|Interest rates of the banking industry will suffer enormous impacts of the COVID-19 epidemic
A financial report compiled by SSI for the second quarter highlights how the banking sector’s business performance will enjoy no positive signs as anticipated due to the complicated nature of developments from the COVID-19 epidemic which started to affect the sector in the beginning of March.
SSI experts analysed the impact of the epidemic on the business results of a number of the nation’s banks during the first quarter, with the conclusion being there was little effect, with the exception of banks that chose to take steps to make provisions regarding credit risk in advance and put aside additional reserves for the future.

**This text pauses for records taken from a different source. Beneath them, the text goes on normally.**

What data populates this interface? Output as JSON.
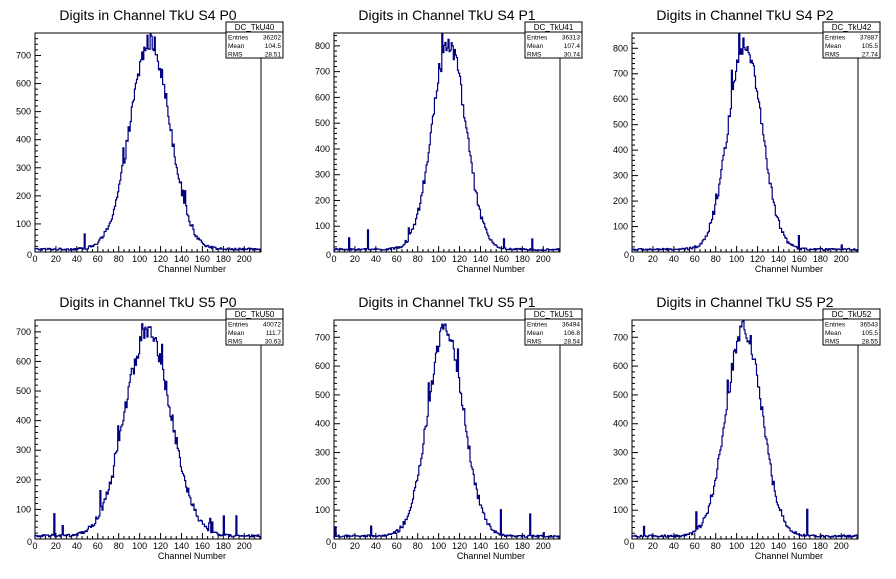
{
  "chart_data": [
    {
      "type": "histogram",
      "title": "Digits in Channel TkU S4 P0",
      "xlabel": "Channel Number",
      "xlim": [
        0,
        216
      ],
      "ylim": [
        0,
        780
      ],
      "xticks": [
        0,
        20,
        40,
        60,
        80,
        100,
        120,
        140,
        160,
        180,
        200
      ],
      "yticks": [
        100,
        200,
        300,
        400,
        500,
        600,
        700
      ],
      "stats": {
        "name": "DC_TkU40",
        "entries": "36202",
        "mean": "104.5",
        "rms": "28.51"
      },
      "shape": {
        "center": 110,
        "sigma": 19,
        "peak": 740
      }
    },
    {
      "type": "histogram",
      "title": "Digits in Channel TkU S4 P1",
      "xlabel": "Channel Number",
      "xlim": [
        0,
        216
      ],
      "ylim": [
        0,
        850
      ],
      "xticks": [
        0,
        20,
        40,
        60,
        80,
        100,
        120,
        140,
        160,
        180,
        200
      ],
      "yticks": [
        100,
        200,
        300,
        400,
        500,
        600,
        700,
        800
      ],
      "stats": {
        "name": "DC_TkU41",
        "entries": "36313",
        "mean": "107.4",
        "rms": "30.74"
      },
      "shape": {
        "center": 110,
        "sigma": 16,
        "peak": 800
      }
    },
    {
      "type": "histogram",
      "title": "Digits in Channel TkU S4 P2",
      "xlabel": "Channel Number",
      "xlim": [
        0,
        216
      ],
      "ylim": [
        0,
        860
      ],
      "xticks": [
        0,
        20,
        40,
        60,
        80,
        100,
        120,
        140,
        160,
        180,
        200
      ],
      "yticks": [
        100,
        200,
        300,
        400,
        500,
        600,
        700,
        800
      ],
      "stats": {
        "name": "DC_TkU42",
        "entries": "37887",
        "mean": "105.5",
        "rms": "27.74"
      },
      "shape": {
        "center": 108,
        "sigma": 16,
        "peak": 810
      }
    },
    {
      "type": "histogram",
      "title": "Digits in Channel TkU S5 P0",
      "xlabel": "Channel Number",
      "xlim": [
        0,
        216
      ],
      "ylim": [
        0,
        740
      ],
      "xticks": [
        0,
        20,
        40,
        60,
        80,
        100,
        120,
        140,
        160,
        180,
        200
      ],
      "yticks": [
        100,
        200,
        300,
        400,
        500,
        600,
        700
      ],
      "stats": {
        "name": "DC_TkU50",
        "entries": "40072",
        "mean": "111.7",
        "rms": "30.63"
      },
      "shape": {
        "center": 108,
        "sigma": 22,
        "peak": 690
      }
    },
    {
      "type": "histogram",
      "title": "Digits in Channel TkU S5 P1",
      "xlabel": "Channel Number",
      "xlim": [
        0,
        216
      ],
      "ylim": [
        0,
        760
      ],
      "xticks": [
        0,
        20,
        40,
        60,
        80,
        100,
        120,
        140,
        160,
        180,
        200
      ],
      "yticks": [
        100,
        200,
        300,
        400,
        500,
        600,
        700
      ],
      "stats": {
        "name": "DC_TkU51",
        "entries": "36494",
        "mean": "106.8",
        "rms": "28.54"
      },
      "shape": {
        "center": 107,
        "sigma": 17,
        "peak": 720
      }
    },
    {
      "type": "histogram",
      "title": "Digits in Channel TkU S5 P2",
      "xlabel": "Channel Number",
      "xlim": [
        0,
        216
      ],
      "ylim": [
        0,
        760
      ],
      "xticks": [
        0,
        20,
        40,
        60,
        80,
        100,
        120,
        140,
        160,
        180,
        200
      ],
      "yticks": [
        100,
        200,
        300,
        400,
        500,
        600,
        700
      ],
      "stats": {
        "name": "DC_TkU52",
        "entries": "36543",
        "mean": "105.5",
        "rms": "28.55"
      },
      "shape": {
        "center": 107,
        "sigma": 17,
        "peak": 720
      }
    }
  ],
  "stats_labels": {
    "entries": "Entries",
    "mean": "Mean",
    "rms": "RMS"
  },
  "colors": {
    "line": "#000080",
    "frame": "#000000",
    "background": "#ffffff"
  }
}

According to the General Department of Statistics, the banking system recorded modest credit growth in the first quarter of 0.68% on-year, the lowest rate of the 2015- 2019 period, during which credit growth ranged between 1.25% and 2.81%.
Throughout the industry, credit growth at banks such as Vietcombank, BIDV, and MBank has begun to slow, possibly due to financial institutions becoming increasingly cautious when disbursing new loans in order to limit their future risks.
Regarding consumer credit, SSI believe that the impact of the COVID-19 will take place in two stages. The first phase will see the demand for loans from low-income customers aim to meet their living costs. Following this the second phase, when the epidemic becomes more complicated and eventually reaches its peak, will see low-income earners affected first, leading to this group of customers quickly becoming unable to repay their debts.
As a means of supporting customers affected by the disease, the State Bank of Vietnam has issued Circular 01 which allows credit institutions and foreign bank branches to reschedule debt repayment, impose exemptions and reductions, whilst maintaining debt groups. Accordingly, banks have been able to expand their preferential loan packages to support businesses.